“Just ignore him, dear. He thrives on disapproval.” She winked.
I presented the bottle for her approval, uncorked it with a satisfying pop, and poured a taste. She sipped, nodded, and gave a contented sigh.
“Oooh, that’s lovely. Thank you.”
“My pleasure.”
Focused on the rhythm of service, I drifted into autopilot. The hum of conversation became a low, familiar thrum—silverware clinking, glasses tapping, laughter that didn’t belong to anyone I knew.
I moved through the space like I always did—fluid, composed, sharp—but the second the hairs on the back of my neck lifted, I knew.
He was here.
I didn’t need to look up to know where Theo was. I could feel him, like gravity shifting the room. I could’ve mapped his position blindfolded.
What was it about him?
Dark brown hair, precisely styled, wearing a tailored suit that looked like it was born with him. That kind of look had never been my weakness. But Theo’s smoldering green eyes—eyes that flickered like dying stars—wrapped in shadows he didn’t speak of? Those were another story.
And then he looked at me.
Our gazes collided across the room, and the world dulled into grayscale.

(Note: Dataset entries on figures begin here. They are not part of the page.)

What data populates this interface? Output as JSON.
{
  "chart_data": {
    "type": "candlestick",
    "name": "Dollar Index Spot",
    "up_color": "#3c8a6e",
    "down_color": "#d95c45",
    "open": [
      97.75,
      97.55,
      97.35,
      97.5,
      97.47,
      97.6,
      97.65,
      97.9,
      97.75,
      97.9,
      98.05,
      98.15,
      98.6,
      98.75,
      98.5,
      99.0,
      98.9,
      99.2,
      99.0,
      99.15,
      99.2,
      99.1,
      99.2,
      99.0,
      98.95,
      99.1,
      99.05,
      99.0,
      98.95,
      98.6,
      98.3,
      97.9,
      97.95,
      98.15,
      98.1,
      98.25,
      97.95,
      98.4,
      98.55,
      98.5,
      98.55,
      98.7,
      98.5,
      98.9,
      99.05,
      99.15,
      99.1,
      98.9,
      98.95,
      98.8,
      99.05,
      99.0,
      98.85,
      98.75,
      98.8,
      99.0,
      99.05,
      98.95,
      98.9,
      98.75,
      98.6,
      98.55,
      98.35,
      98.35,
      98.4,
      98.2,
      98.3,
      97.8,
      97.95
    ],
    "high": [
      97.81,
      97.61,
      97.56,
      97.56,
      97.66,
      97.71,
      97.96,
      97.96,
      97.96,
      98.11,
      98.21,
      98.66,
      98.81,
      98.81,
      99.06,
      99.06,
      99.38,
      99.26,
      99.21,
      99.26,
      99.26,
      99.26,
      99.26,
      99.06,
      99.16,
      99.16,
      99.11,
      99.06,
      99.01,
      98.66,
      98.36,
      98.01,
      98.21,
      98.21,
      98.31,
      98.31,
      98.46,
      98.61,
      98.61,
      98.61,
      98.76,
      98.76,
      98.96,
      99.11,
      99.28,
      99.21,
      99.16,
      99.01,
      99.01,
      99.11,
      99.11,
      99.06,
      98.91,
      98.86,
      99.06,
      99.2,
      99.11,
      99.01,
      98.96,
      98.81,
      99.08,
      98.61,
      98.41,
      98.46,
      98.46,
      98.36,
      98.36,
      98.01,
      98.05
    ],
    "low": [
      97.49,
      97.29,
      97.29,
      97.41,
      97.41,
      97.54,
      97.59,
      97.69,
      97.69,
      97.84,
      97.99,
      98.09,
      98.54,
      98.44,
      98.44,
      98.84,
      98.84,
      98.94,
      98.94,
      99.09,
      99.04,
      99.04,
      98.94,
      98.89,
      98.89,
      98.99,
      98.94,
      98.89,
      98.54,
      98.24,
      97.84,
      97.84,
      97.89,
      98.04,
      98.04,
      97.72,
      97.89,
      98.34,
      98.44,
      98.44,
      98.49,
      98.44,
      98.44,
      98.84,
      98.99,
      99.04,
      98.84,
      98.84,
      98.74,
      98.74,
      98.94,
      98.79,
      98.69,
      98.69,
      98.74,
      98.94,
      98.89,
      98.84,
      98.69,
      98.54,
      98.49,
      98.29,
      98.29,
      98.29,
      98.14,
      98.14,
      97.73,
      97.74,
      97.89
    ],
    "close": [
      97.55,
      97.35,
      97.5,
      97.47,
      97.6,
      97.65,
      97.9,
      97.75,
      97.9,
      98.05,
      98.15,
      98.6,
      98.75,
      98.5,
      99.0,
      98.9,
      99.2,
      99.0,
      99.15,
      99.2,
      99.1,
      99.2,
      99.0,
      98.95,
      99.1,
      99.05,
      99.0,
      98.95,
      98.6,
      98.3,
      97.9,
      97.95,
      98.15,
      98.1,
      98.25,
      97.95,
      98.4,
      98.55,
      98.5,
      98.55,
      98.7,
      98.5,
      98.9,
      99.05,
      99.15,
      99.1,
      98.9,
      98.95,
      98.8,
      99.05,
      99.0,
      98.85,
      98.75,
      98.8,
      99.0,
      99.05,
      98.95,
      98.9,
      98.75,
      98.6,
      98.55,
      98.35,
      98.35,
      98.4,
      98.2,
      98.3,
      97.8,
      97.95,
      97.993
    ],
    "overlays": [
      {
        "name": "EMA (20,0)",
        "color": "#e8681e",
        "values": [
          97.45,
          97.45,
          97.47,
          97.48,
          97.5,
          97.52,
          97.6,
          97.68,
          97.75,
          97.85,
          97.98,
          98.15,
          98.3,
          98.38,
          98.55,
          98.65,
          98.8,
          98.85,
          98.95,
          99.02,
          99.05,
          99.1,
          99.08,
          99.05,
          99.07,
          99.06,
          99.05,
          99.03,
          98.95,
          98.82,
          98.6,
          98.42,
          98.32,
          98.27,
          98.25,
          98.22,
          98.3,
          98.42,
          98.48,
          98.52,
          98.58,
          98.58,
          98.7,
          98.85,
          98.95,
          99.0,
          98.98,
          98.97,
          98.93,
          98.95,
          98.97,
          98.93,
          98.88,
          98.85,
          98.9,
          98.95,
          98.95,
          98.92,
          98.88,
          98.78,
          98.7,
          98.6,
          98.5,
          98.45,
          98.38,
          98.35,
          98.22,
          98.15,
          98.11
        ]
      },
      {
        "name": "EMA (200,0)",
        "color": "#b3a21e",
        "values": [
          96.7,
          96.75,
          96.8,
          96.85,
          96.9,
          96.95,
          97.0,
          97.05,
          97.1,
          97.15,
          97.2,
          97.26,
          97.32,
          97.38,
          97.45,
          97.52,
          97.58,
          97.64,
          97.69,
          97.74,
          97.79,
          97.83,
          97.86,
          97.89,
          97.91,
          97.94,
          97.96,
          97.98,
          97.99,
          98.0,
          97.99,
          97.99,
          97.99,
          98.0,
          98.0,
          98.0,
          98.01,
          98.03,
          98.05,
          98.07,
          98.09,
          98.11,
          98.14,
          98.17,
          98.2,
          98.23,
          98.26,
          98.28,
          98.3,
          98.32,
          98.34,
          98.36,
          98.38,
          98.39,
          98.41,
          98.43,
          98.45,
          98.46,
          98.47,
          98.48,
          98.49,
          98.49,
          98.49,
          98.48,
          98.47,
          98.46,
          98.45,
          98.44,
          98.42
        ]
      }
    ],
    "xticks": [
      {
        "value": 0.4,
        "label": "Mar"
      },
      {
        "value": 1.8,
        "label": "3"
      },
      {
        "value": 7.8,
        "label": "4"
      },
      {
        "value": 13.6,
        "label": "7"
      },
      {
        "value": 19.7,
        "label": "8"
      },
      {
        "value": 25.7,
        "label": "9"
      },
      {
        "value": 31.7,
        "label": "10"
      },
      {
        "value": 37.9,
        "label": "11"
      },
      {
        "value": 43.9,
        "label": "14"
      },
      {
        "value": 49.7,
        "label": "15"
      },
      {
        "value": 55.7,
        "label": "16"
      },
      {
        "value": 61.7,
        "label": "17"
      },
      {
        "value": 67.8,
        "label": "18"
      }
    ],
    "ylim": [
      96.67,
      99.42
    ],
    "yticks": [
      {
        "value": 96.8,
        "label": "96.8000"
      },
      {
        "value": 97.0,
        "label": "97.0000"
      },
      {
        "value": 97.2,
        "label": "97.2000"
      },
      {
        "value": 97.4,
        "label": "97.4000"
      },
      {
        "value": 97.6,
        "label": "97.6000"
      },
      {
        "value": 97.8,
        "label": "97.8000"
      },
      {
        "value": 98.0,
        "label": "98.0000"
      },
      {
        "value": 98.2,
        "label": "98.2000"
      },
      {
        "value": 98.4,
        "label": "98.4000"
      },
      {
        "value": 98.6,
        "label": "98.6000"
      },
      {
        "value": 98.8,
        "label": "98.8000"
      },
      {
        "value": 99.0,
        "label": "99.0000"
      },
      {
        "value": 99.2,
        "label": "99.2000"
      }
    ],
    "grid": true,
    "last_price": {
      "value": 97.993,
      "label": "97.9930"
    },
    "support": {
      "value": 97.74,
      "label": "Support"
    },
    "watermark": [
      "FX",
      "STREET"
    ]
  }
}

It was just us. Me, behind the bar. Him, across the room like a storm held back by sheer will. His eyes met mine like they were asking something, something I didn’t know how to answer. Something I didn’t know hownotto answer.
There was heat there—unspoken, suppressed, dangerous. And pain. Not surface-level stuff, either. The kind of pain you buried so deep you forgot it’s there until someone looked at you like theysawit.
He saw mine.
And I saw his.
It yanked at the part of me I kept hidden behind sarcasm and inked skin—the part that remembered what it felt like to be paraded around as a prop, not a person. A perfect little accessory for my parents’ ambition. Something that looked good in photos but never felt like it belonged in them.
Square peg, round hole. That’s what I was.
I broke the gaze before I could spiral. Shook my head and blinked back to reality, swallowing the ache in my throat.
He was just a guy. A cold, distant, frustratingly magnetic guy who walked like the world owed him space and respect. But he made me feel things I didn’t have words for. Not yet.
A sharp burst of laughter—too loud, too sharp, too hollow—cut through the air like a blade. Conversation in the restaurant faltered. Chairs scraped. Heads turned. Everyone looked toward the lobby to see what the hell had just blown in.
I didn’t.
I watched Theo.
His head whipped toward the sound like a missile locking on target. The flicker I’d seen earlier in his eyes—heat, curiosity, that ghost of something human—snuffed out instantly. His shoulders squared, jaw tightened, spine rigid with control.
In seconds, Theo wasn’t Theo anymore. He was the walking embodiment of legacy and ice. The manager of Brookhaven Ridge Country Club. Untouchable.
And I had a gut-deep feeling I knew exactly who had just arrived. A deep breath did nothing to settle the unease crawling under my skin.
As conversation resumed and the tension bled back into the low murmur of clinking cutlery and champagne flutes, I kept my eyes on the lobby doors, waiting for the inevitable hurricane.
I didn’t have to wait long.
In strutted Elias Ballantyne, all swagger and wealth, like he thought the room owed him applause. Tailored within an inch of his ego, he scanned the restaurant like he was selecting a new toy. Behind him trailed his trio of smirking clones—pressed linen, expensive watches, dead eyes.
And then he saw me.
“Well, look who it is,” Elias drawled, a grin spreading across his face like oil. “Brookhaven’s finest surprise.”